Nîmes s’incline devant la mémoire des victimes de l’esclavage

Le silence s’est installé sur la place de l’Hôtel de ville ce dimanche 10 mai, rompu seulement par la lecture habitée d’un texte fondateur. Pour la première fois de son histoire, la cité gardoise a officiellement rejoint les rangs des communes françaises célébrant la Journée nationale des mémoires de la traite, de l’esclavage et de leurs abolitions. Sous un ciel printanier, une centaine de Nîmois se sont réunis pour assister à ce moment de recueillement inédit, orchestré par la municipalité.

Un premier rassemblement solennel sur la place de l’Hôtel de ville

L’événement a été marqué par une forte charge symbolique, vingt-cinq ans après l’adoption de la loi du 10 mai 2001. Cette législation, portée par Christiane Taubira, a fait de la France la première ancienne puissance coloniale à reconnaître la traite négrière et l’esclavage comme des crimes contre l’humanité. À Nîmes, cette reconnaissance a pris une forme concrète à travers les mots d’Aimé Césaire.

L’auteur et metteur en scène nîmois Alix di Jusco a interprété un extrait du “Cahier d’un retour au pays natal”. Cette lecture a ancré la cérémonie dans une dimension artistique et émotionnelle, rappelant les souffrances endurées pendant des siècles par des millions d’individus.
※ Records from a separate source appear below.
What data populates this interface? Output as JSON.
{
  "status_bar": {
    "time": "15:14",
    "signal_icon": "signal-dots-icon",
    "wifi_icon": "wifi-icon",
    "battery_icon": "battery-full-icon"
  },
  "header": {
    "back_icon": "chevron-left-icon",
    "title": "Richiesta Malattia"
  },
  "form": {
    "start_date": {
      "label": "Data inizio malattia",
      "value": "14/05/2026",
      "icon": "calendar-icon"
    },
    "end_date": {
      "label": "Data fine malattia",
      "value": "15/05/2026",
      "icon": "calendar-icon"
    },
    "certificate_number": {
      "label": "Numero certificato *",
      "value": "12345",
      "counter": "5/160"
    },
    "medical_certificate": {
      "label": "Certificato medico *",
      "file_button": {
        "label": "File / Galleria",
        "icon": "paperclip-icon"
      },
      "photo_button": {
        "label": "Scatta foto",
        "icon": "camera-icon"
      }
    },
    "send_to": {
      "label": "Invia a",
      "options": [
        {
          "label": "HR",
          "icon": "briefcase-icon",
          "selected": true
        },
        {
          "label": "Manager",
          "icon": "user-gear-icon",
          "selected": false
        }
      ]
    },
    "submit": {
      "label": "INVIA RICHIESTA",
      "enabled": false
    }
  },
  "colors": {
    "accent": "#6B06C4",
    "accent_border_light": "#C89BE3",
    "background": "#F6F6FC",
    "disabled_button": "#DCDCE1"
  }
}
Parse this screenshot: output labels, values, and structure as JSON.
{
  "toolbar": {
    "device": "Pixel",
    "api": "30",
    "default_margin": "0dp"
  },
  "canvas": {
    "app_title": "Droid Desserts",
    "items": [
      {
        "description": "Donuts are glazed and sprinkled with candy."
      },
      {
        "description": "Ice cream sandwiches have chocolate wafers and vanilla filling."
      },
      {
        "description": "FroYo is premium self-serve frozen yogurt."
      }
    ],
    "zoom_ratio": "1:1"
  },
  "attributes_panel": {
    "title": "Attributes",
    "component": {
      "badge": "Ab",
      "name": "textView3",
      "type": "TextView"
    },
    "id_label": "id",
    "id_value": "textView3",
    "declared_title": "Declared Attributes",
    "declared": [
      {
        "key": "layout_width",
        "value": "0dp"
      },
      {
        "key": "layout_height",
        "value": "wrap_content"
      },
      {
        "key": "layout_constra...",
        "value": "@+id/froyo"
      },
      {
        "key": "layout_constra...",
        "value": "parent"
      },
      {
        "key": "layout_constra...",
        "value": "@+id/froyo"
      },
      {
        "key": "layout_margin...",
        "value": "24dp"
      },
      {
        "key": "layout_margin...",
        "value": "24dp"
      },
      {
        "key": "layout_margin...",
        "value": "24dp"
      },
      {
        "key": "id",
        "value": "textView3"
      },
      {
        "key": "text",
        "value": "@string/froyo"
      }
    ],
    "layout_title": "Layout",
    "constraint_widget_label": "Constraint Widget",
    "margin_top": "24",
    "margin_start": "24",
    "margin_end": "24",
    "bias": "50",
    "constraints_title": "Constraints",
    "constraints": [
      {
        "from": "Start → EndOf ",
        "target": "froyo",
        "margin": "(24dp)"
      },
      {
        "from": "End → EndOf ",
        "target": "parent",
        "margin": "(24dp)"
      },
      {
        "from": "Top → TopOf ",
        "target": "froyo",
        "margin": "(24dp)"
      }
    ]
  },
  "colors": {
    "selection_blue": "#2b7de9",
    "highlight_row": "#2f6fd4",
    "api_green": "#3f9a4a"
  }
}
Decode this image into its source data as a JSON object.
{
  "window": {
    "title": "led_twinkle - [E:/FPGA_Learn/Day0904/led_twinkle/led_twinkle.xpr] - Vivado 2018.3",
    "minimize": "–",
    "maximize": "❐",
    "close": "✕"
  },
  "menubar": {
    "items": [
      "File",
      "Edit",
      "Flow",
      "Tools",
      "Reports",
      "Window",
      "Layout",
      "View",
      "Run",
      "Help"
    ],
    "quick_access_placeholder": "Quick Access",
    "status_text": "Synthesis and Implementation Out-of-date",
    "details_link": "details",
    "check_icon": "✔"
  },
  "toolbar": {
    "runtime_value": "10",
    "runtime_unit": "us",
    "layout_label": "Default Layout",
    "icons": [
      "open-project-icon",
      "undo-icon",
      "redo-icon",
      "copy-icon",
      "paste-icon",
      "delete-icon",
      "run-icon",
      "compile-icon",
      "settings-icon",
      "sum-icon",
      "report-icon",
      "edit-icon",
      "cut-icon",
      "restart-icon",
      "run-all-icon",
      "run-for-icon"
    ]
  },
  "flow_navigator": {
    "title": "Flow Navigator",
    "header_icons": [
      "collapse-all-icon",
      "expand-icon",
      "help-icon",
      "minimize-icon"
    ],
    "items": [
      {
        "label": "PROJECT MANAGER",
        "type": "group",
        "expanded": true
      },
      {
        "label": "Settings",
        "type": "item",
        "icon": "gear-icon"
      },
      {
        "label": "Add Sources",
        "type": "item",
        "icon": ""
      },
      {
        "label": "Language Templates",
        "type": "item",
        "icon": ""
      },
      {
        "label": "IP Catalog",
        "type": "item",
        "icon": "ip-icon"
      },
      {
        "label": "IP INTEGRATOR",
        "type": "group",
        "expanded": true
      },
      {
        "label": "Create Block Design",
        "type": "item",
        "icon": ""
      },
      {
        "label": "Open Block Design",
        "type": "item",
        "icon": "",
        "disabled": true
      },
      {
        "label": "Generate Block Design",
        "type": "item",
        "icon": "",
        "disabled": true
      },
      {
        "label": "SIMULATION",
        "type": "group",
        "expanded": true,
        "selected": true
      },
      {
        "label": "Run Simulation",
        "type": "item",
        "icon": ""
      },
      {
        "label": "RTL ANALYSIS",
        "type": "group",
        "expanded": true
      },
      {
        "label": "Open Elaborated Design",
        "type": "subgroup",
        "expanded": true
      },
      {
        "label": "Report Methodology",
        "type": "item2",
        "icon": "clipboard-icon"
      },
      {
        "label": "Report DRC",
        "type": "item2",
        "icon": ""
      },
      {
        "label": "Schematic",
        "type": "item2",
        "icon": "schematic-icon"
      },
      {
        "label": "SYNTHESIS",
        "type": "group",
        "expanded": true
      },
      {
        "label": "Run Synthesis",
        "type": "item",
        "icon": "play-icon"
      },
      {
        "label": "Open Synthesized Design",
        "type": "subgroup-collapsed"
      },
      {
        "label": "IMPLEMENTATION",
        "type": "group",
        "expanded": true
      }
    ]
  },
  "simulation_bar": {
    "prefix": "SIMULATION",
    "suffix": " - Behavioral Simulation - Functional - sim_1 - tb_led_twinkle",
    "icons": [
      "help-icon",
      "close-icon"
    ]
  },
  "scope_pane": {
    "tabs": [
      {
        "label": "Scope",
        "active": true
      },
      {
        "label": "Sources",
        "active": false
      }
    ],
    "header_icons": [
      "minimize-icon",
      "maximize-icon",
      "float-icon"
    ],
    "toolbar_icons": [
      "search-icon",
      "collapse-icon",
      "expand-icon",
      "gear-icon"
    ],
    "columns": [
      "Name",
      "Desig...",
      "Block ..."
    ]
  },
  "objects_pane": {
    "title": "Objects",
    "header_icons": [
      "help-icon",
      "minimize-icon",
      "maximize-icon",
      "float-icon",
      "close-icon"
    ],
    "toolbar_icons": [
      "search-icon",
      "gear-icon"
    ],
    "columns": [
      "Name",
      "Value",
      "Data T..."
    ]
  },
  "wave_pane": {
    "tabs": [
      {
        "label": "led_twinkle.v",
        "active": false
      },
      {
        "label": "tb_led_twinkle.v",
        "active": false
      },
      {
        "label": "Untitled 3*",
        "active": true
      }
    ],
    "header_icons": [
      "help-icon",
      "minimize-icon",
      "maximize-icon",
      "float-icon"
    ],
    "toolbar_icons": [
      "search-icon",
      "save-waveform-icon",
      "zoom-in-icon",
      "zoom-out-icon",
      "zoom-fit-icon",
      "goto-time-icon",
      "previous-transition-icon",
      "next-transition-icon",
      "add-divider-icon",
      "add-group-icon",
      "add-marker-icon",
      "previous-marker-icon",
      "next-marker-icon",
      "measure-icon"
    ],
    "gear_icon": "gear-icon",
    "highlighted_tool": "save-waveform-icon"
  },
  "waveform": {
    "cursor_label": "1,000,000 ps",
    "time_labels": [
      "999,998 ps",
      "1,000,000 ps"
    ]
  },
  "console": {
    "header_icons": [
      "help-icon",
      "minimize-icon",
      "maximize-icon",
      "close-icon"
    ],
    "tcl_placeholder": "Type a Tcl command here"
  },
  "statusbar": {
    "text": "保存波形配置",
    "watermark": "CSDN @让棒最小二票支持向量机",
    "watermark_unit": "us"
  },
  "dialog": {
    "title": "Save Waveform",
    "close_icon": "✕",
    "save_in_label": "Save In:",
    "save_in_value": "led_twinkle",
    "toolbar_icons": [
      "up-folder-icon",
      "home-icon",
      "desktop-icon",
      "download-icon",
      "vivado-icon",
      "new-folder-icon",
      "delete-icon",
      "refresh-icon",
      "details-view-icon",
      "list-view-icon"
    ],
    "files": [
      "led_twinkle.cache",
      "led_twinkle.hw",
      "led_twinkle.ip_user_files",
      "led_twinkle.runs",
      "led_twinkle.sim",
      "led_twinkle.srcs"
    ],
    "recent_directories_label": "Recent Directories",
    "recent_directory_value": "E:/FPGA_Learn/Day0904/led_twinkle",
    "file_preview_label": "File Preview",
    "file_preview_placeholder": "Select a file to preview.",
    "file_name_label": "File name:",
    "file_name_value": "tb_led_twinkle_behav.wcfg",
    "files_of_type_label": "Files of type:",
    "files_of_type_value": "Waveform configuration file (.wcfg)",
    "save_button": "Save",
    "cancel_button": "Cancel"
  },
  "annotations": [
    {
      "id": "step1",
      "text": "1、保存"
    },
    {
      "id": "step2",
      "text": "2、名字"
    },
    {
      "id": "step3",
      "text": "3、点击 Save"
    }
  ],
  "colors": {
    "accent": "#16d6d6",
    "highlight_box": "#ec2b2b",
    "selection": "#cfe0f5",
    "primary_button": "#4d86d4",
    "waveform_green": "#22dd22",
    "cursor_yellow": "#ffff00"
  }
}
La présence d’élus de la majorité municipale aux côtés du maire Vincent Bouget a souligné la volonté politique d’inscrire ce geste dans la durée et de ne plus laisser cette part de l’histoire dans l’ombre.

La voix d’Aimé Césaire pour porter le poids de l’histoire

Le maire de Nîmes a profité de cette tribune pour rappeler que la mémoire de l’esclavage n’est pas une question périphérique, mais un pilier de l’histoire commune de la République française. Dans son allocution, Vincent Bouget a insisté sur le fait que vingt-cinq ans de reconnaissance législative restent un temps court face à des siècles de pratiques coloniales auxquelles ont participé l’ensemble des sociétés européennes de l’époque.

Ce devoir de mémoire s’exprime également à travers des initiatives similaires dans d’autres régions, à l’instar des commémorations liées à la mémoire de l’esclavage et de la résistance qui animent le débat public national. À Nîmes, le choix de la place de l’Hôtel de ville comme théâtre de cette première cérémonie officielle affirme la place centrale que la municipalité souhaite accorder à cette thématique dans le récit local.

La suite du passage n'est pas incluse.